Indeed, the french reduce waste storage needs by 75-90% (is that # correct) by reprocessing. Most of the energy in fuel rod pellets remains and is ripe for reprocessing. The main issue is that plutonium results from reprocessing. The Nevada waste repository would have been fine for high level waste but was used as a great federal project to generate Nevada jobs, but when completed and ready, taxpayers were left with a multi-billion dollar white elephant.
I don’t think your Wiki source is accurate related to the SL-1 small military reactor.
The hunt for a hot fusion reactor (other than an H-bomb of course, or looking at stars) seems to be as about as productive as cold fusion was. Magnetic fields containing an ever-exploding H-bomb is as expected a challenge. Interestingly, there has always been a hint of the unexplained in cold fusion–how cool that would be.

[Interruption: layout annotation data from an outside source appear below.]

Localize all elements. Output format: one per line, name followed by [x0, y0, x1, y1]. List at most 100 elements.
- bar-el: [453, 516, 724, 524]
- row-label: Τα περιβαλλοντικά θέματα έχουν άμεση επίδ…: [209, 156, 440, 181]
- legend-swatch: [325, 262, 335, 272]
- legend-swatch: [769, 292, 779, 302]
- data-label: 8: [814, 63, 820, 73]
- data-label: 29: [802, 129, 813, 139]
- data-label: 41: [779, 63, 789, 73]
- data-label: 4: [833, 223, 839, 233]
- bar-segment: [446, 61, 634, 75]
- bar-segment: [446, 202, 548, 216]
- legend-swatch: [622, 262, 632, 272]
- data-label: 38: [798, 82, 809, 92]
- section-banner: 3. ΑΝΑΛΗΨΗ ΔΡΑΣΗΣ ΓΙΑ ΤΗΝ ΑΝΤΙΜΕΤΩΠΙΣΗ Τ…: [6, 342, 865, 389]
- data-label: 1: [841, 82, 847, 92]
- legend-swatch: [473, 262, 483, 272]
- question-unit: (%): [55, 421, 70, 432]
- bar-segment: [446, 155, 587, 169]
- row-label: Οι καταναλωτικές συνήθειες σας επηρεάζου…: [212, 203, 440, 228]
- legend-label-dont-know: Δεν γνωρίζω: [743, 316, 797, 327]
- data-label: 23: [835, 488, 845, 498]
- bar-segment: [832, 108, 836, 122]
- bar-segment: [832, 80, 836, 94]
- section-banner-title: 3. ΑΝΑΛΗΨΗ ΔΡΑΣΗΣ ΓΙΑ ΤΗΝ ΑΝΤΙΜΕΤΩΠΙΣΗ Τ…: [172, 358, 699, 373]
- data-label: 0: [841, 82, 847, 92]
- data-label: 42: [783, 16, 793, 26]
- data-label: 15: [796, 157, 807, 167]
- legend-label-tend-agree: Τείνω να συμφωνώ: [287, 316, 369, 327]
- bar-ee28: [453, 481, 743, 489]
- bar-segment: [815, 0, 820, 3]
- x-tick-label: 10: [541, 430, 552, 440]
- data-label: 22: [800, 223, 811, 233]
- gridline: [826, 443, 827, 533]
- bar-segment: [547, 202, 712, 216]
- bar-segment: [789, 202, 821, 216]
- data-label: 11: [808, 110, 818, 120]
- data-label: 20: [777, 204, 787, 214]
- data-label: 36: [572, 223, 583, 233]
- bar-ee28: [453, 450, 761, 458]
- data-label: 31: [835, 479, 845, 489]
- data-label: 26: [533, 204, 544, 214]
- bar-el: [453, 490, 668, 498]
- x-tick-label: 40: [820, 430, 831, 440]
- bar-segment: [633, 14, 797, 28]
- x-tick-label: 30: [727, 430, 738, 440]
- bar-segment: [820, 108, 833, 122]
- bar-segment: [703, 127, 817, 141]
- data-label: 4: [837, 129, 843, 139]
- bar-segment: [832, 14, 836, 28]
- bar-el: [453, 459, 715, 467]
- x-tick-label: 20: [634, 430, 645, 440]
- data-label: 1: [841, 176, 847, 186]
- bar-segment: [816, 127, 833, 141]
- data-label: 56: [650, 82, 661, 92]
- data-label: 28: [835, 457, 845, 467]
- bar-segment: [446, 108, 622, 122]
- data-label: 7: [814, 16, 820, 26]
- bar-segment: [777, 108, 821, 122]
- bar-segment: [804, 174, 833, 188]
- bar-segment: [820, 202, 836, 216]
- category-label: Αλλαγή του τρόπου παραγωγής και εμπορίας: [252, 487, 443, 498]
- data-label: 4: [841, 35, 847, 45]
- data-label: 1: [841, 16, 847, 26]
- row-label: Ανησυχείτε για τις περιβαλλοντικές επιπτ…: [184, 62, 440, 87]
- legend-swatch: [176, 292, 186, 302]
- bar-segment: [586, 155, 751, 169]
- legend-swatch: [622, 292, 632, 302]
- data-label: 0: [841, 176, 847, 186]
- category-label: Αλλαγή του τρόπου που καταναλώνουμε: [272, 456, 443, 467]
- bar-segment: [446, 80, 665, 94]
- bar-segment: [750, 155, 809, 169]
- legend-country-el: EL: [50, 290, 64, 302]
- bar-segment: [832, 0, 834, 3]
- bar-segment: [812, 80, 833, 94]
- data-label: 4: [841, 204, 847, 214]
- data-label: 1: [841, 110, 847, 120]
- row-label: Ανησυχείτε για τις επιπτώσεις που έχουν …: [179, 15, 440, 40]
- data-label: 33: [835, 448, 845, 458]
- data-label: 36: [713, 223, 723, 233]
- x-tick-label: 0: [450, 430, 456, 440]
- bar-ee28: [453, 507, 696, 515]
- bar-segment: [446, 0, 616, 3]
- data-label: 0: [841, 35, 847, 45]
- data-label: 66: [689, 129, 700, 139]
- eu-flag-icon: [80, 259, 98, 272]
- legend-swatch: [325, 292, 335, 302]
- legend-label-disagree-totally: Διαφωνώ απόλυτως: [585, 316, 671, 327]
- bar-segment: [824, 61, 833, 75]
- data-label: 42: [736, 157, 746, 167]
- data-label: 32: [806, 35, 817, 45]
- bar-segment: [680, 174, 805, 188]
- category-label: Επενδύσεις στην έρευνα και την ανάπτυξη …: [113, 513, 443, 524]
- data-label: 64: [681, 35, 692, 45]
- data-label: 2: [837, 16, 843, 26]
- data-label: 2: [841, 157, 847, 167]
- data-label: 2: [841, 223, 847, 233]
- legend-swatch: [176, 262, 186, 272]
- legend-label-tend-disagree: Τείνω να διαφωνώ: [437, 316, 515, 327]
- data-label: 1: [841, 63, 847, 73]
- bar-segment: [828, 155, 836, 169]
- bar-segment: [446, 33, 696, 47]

The 1961 SL-1 accident was a failure of the CO2 fire retardant system and nothing to do with the reactor. Of course, as in other power plants, from coal fired plants to windmills, there have been industrial accidents. People fall off machines, run into walls with trucks, get shocks from not being properly grounded, or have equipment failures such as new CO2 systems. It is an imperfect world and minimizing risks is not the same thing as not doing anything until there is zero risk. Chipping a flint hand axe had lots of risk: cut fingers, flint flakes in the eye, or not paying attention to to the saber tooth cat in the neighborhood.